Se chiediamo agli immigrati perché sono qua, e da quando sono in Italia che servizi hanno trovato, che sistema di accoglienza hanno trovato, ci risponderanno che il sistema e le Leggi che regolano l’immigrazione li blocca in Italia per tantissimo tempo, e li costringe a ritornare una volta lasciato questo Paese, per rinnovare il Permesso di soggiorno nel luogo che glielo ha rilasciato la prima volta. Per non parlare proprio dell’accoglienza. I centri di accoglienza, non danno neanche le cose necessarie per vivere umanamente e dignitosamente.
Io ne sono testimone vivendo questa condizione, non si può mangiare, dormire, curare la propria igiene tranquillamente, vestirsi dignitosamente e questi sono diritti fondamentali, per non parlare di richieste elementari come conoscere le regole civili del posto ospitante o chiedere di poter imparare la lingua italiana, conoscere i propri diritti e soprattutto i propri doveri per poter vivere un po’ più serenamente questo lunghissimo periodo di attesa per i documenti.
Secondo la mia esperienza, come richiedente asilo politico, in tutto il tempo trascorso ad aspettare la conclusione della mia richiesta, ho visto tantissimi giovani perdere la loro dignità per quei famosi soldi che al contrario di quello che pensano molti italiani, non esistono assolutamente. Ho sentito dire e ho letto spesso che i rifugiati stanno “mangiando” i soldi degli italiani e invece non è così. Bisogna sapere che questi famosi finanziamenti sono fondi europei e che le Nazioni Unite finanziano questi progetti di accoglienza, i soldi arrivano a chi sostiene i progetti (che come è giusto che sia ,sono italiani). Al richiedente asilo non arriva neanche un centesimo, altro che 40 Euro al giorno!
Per non parlare poi dei controlli su questo sistema, a volte inesistenti. Il risultato di questo è la creazione di un popolo che ha paura ed é poco informato o informato male, questo crea problemi in Italia e li creerà anche in Europa.
Proviamo a separare i due argomenti : immigrazione e crisi economica .

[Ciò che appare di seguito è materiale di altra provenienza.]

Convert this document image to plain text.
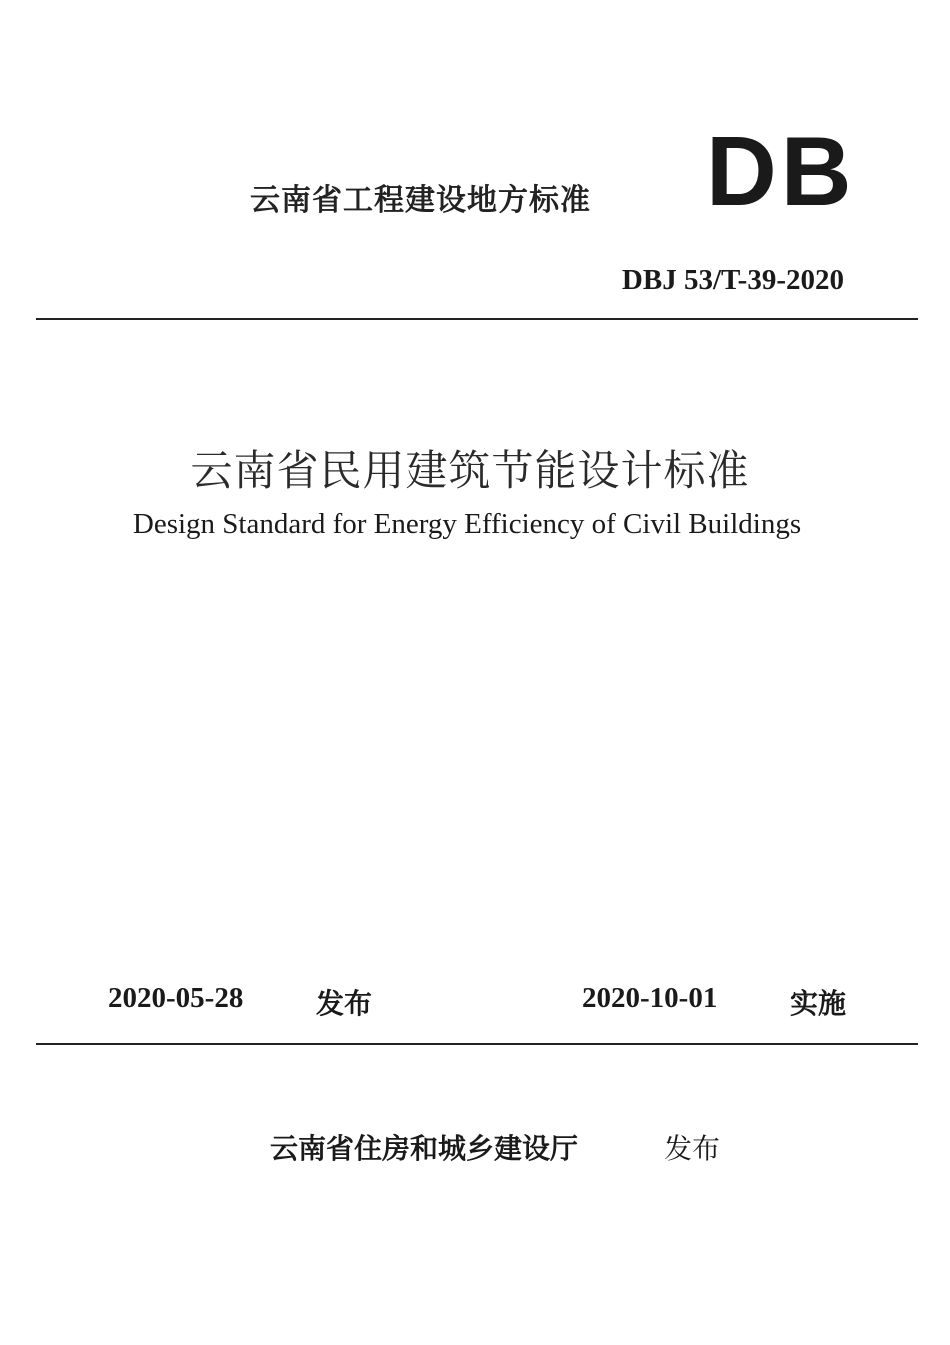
云南省工程建设地方标准 DB
DBJ 53/T-39-2020
云南省民用建筑节能设计标准
Design Standard for Energy Efficiency of Civil Buildings
2020-05-28	发布	2020-10-01	实施
云南省住房和城乡建设厅	发布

Se si crede che il primo diritto è per il popolo italiano il Governo dovrebbe rivedere le Leggi sui diritti e per far uscire l’Italia dalla crisi le Leggi sul commercio, ad esempio favorendo la riapertura di aziende, agevolando chi vuole lavorare in Italia con tasse più confacenti e più giuste per i lavoratori stessi .
Facendo questo, proponendo progetti e finanziamenti o agevolazioni, i tanti giovani che dopo il conseguimento del diploma pensano di lasciare l’Italia o tutti quelli che già sono fuori dal Paese alla ricerca di qualche lavoro potrebbero vivere qui facendo attività produttive per lo stesso Paese.
Ho sempre pensato e detto che il futuro di un Paese sono i giovani e tutto quello che possono produrre con le loro attività e loro idee nuove, bisogna invogliarli a restare in Italia non costringerli ad andare fuori il futuro è nelle loro mani non in quelle di chi ha passato già la primavera.